A recent decision of the Ontario Superior Court suggests that judges are increasingly willing to certify class actions brought in respect of data breaches. That willingness, when combined with the nearly Canada-wide statutory obligations to report privacy breaches whenever there is a “real risk of significant harm”, means that companies that suffer a data breach involving sensitive information belonging to a large group of individuals should expect to be the subject of a class action. And judging by the reasons given in Stewart v. Demme, a class action is likely to be certified if the type of sensitive information accessed is the same for all affected individuals. In the interests of avoiding the significant costs of defending class proceedings (not to mention the liability risk), organizations would be well-advised to devote additional resources to improving privacy protection.
Class actions involving data breaches typically include a relatively novel cause of action known as “intrusion upon seclusion”, which was recognized by the Ontario Court of Appeal eight years ago in Jones v. Tsige. The Court of Appeal adopted a three-part test to establish the cause of action:
- the defendant wilfully or recklessly intruded upon the plaintiff’s affairs;
- the affairs intruded upon were private; and
- the intrusion would be viewed as offensive to the reasonable person, causing distress, humiliation or anguish.
Left unclear, however, was whether the plaintiff needed to show that the intrusion had actually caused distress, humiliation or anguish, or whether such mental suffering would be presumed.
This lack of clarity, as well as the relative novelty of the cause of action, resulted in a high degree of uncertainty in data breach class actions, almost all of which plead the tort of intrusion upon seclusion. However, recent decisions, of which Stewart v. Demme is the latest, suggest that certification is very likely where the type of data accessed is sensitive and is uniform across the plaintiff class.
Stewart v. Demme
This class action has been brought on behalf of 11,000 persons whose health records were accessed without authorization by an employee of a Toronto-area hospital. The employee used her access to the health records in order to obtain narcotics for her own personal use from the hospital’s dispensing system. The access to the plaintiffs’ health records was “fleeting” – typically lasting less than 60 seconds in each case. No one was harmed as a result of the employee’s actions. In addition, no copies were made of the information, nor was the information shared with any other person, nor was there any suggestion that the employee could remember any of the details of the information that she reviewed.
Nevertheless, the motions judge certified the class action. The Court held the intrusion was “its own harm”, and that any intrusion – even a very small one – into highly sensitive information, such as health records, is “highly offensive” and therefore actionable. The Court seemed to proceed on the basis that, because of the highly sensitive nature of medical records, there was no need for any plaintiff to prove that they had been upset or embarrassed by the employee’s actions. As a result, liability could be entirely resolved at the common issues trial, leaving only the question of damages to be determined on an individual basis.
With the decision in Stewart v. Demme, a trend is beginning to emerge in data breach class actions. If the information accessed is sensitive (health and financial records being the most common examples), and if the type of information accessed is uniform across the plaintiff class, then certification appears likely.
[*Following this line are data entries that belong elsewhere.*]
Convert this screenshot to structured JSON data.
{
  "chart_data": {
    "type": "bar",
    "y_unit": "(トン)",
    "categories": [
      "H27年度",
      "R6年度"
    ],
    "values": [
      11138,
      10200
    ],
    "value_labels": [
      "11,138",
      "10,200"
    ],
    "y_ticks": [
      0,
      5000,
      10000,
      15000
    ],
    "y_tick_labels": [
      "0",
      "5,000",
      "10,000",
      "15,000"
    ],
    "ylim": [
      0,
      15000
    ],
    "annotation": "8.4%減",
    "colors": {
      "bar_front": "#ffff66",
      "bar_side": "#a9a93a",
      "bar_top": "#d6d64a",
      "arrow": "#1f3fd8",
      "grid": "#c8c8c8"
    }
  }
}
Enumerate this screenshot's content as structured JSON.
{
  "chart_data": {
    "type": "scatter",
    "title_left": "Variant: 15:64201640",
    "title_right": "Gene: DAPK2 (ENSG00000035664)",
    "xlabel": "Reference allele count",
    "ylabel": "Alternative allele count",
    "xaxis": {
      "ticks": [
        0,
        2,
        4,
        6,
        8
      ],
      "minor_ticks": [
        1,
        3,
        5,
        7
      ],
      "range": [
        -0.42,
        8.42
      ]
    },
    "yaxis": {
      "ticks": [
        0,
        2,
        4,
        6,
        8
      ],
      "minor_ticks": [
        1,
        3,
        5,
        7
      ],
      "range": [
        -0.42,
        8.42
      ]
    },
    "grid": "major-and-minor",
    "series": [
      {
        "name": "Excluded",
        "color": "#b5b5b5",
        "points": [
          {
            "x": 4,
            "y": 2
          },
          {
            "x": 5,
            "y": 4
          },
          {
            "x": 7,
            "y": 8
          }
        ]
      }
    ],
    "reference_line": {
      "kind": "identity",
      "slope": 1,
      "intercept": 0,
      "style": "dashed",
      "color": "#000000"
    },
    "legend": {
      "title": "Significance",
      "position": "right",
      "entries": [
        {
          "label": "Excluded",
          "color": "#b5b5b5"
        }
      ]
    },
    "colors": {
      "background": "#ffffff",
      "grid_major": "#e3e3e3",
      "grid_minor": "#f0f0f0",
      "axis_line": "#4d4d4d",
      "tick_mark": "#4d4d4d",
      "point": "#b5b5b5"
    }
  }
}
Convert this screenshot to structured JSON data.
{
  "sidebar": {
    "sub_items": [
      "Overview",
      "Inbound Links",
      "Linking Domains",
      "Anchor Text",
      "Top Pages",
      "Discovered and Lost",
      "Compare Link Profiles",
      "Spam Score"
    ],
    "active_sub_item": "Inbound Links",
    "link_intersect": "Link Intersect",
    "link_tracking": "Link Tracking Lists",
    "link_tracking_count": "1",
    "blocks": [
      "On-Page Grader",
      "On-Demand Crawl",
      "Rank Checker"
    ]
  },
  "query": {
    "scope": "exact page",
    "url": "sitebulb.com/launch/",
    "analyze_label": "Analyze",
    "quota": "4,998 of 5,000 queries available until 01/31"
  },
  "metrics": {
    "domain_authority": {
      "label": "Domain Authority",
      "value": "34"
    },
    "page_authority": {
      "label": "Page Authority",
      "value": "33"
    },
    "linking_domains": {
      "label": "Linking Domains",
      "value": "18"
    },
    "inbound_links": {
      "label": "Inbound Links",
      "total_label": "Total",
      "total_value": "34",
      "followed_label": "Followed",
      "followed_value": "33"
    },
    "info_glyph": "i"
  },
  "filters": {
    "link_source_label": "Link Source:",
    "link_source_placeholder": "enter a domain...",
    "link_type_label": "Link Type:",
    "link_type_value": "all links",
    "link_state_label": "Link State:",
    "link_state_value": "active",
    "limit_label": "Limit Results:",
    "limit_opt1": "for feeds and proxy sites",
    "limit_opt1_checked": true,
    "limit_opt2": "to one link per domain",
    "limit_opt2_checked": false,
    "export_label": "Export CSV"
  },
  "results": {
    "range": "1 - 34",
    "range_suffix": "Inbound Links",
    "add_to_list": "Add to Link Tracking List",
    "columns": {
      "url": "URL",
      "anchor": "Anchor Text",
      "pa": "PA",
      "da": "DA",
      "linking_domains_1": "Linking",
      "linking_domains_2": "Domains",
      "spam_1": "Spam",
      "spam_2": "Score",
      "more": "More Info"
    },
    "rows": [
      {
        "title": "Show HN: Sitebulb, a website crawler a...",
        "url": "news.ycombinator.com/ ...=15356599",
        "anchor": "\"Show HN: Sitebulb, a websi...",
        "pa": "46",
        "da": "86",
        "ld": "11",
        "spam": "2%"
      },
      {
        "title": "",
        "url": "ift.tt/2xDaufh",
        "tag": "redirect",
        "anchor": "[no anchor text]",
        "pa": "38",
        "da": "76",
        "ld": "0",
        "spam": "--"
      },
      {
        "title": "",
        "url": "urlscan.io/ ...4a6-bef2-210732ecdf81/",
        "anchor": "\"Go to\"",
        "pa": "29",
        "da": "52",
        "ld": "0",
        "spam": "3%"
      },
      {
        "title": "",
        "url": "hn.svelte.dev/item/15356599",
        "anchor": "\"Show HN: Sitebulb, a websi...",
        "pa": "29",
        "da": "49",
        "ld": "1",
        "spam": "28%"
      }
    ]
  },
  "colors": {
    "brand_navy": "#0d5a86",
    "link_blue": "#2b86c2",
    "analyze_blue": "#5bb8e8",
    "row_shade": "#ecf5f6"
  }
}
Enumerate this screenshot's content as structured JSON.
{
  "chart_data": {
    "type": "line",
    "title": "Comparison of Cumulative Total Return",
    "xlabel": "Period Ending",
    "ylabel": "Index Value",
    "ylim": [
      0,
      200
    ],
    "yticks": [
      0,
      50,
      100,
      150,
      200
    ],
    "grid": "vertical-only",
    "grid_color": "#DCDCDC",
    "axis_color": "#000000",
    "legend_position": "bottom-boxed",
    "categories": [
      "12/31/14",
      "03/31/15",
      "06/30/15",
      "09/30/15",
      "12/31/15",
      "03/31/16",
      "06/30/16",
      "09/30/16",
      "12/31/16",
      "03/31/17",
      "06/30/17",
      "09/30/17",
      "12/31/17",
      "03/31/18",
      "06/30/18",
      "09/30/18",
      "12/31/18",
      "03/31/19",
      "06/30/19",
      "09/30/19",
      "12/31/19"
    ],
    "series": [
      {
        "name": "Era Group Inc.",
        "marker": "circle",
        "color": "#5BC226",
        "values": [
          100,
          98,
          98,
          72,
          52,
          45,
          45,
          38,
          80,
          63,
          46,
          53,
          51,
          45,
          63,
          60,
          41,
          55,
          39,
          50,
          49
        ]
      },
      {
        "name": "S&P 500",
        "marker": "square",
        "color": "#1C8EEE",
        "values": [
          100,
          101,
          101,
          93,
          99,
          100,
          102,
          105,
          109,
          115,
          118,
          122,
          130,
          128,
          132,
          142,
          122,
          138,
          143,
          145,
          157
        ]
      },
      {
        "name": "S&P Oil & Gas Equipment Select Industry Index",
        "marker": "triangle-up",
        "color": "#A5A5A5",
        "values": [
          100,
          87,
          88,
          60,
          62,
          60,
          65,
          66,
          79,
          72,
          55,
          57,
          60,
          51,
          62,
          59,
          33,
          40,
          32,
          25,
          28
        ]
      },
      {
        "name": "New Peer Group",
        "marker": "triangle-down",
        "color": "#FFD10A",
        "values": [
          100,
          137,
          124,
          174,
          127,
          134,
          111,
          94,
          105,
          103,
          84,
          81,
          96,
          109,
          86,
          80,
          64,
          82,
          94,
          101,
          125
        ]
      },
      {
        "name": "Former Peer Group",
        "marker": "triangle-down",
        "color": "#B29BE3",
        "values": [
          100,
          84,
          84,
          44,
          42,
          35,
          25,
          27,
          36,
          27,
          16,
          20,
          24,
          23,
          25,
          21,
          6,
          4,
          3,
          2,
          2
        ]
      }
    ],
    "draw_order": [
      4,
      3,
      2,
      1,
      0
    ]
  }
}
By contrast, if there is doubt about the sensitivity of the information and/or if there is variability among the plaintiff class as to the type of information at issue, then certification is less likely.
For example, in Kaplan v. Casino Rama, an Ontario court refused to certify a class action brought in respect of a data breach at Casino Rama perpetrated by hackers. The type of information accessed (and then posted online) varied widely from person to person. Some had highly sensitive information publicized, while others did not. The court seemed particularly troubled by this variability and, perhaps as a result, held that it would be necessary for each individual plaintiff to prove that he or she had suffered embarrassment or humiliation as a result of the unauthorized access and disclosure. This need for complex individual inquiries led the court to deny certification.
Similarly, in Broutzas v. Rouge Valley, certification was refused for a class action that resulted from hospital employees having improperly accessed patient records, with the patients’ contact information then being disclosed to third parties. In its reasons refusing to certify the claim, the court focused on the fact that the information that was actually disclosed to the third parties was not sensitive and further noted that the disclosure had not exposed the plaintiffs to any real risk of loss.
By contrast, certification was granted in Grossman v. Nissan, where the information accessed included customers’ credit scores. The court underlined the “sameness of the data breach”, and the fact that any reasonable person would be “highly offended” by unauthorized access to one’s credit scores.
For the moment, businesses that are responsible for safeguarding third parties’ sensitive personal information, for example, health records, banking information, or credit history, would be prudent to assume that any unauthorized access to that information is likely to lead to a class action, with a high risk of certification being granted. Moreover, even though the quantum of damages potentially payable to each individual would likely be quite small, the total amount payable in a class action could be significant, given the very large number of individuals who are typically affected by data breaches.
Businesses should optimize their privacy protection measures, in the interests of avoiding the significant risks and costs associated with data breach class actions.